In sum, SCR and the amici believe that radiologists do not have a physician-patient relationship that charges them with any duty of continuing care. They repeatedly cite Shaw v. Clough, 597 S.W.2d 212, 215 (Mo.App.1980):
The doctor-patient relationship is in most instances a highly personal and close one, encompassing on the part of the patient a basic confidence and reliance upon the skills and judgment of the doctor with a reasonable expectation that such will be met by a deep sense of obligation and proper exercise by the doctor of his incomparable superior knowledge and the dedicated use of his best talents and judgment.
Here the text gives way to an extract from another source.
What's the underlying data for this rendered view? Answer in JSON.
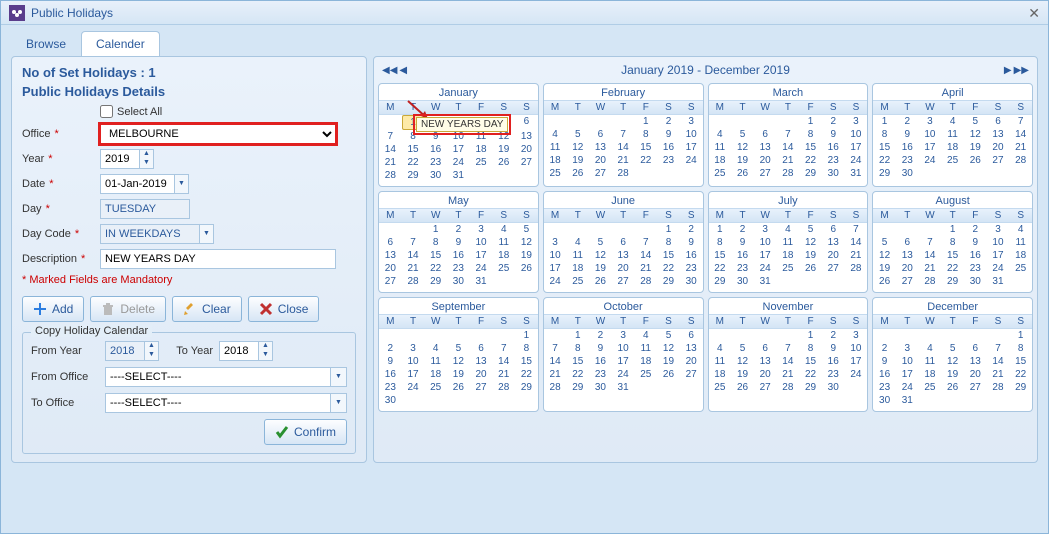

If he is careless or negligent in his treatment of his patient, and his patient suffers injury and damage, he, like all others, whether professional or lay, can be held responsible under civil law for his actions.
SCR is an entity composed of ten medical doctors specializing in radiology. While SCR’s obligations are not as comprehensive as the treating physician’s, its services are of such a nature to charge it with accurately interpreting and comparing x-rays and MRIs for the same complaint by the same patient about the same part of the body, three times within a nine-month period.
The circuit court granted summary judgment on the basis that a health-care entity — even one composed of doctors— cannot have a duty of continuing care. Because SCR was not entitled to judgment as a matter of law, the partial summary judgment was inappropriate.
V.
The judgment for Szoko is affirmed, the judgment for SCR reversed, and the case remanded for proceedings consistent with this opinion.
WHITE, WOLFF, LAURA DENVIR STITH and PRICE, JJ., and SHEFFIELD, Sp. J., concur. *196LIMBAUGH, C.J., concurs in part and dissents in part in separate opinion filed. HOLSTEIN, J., not participating.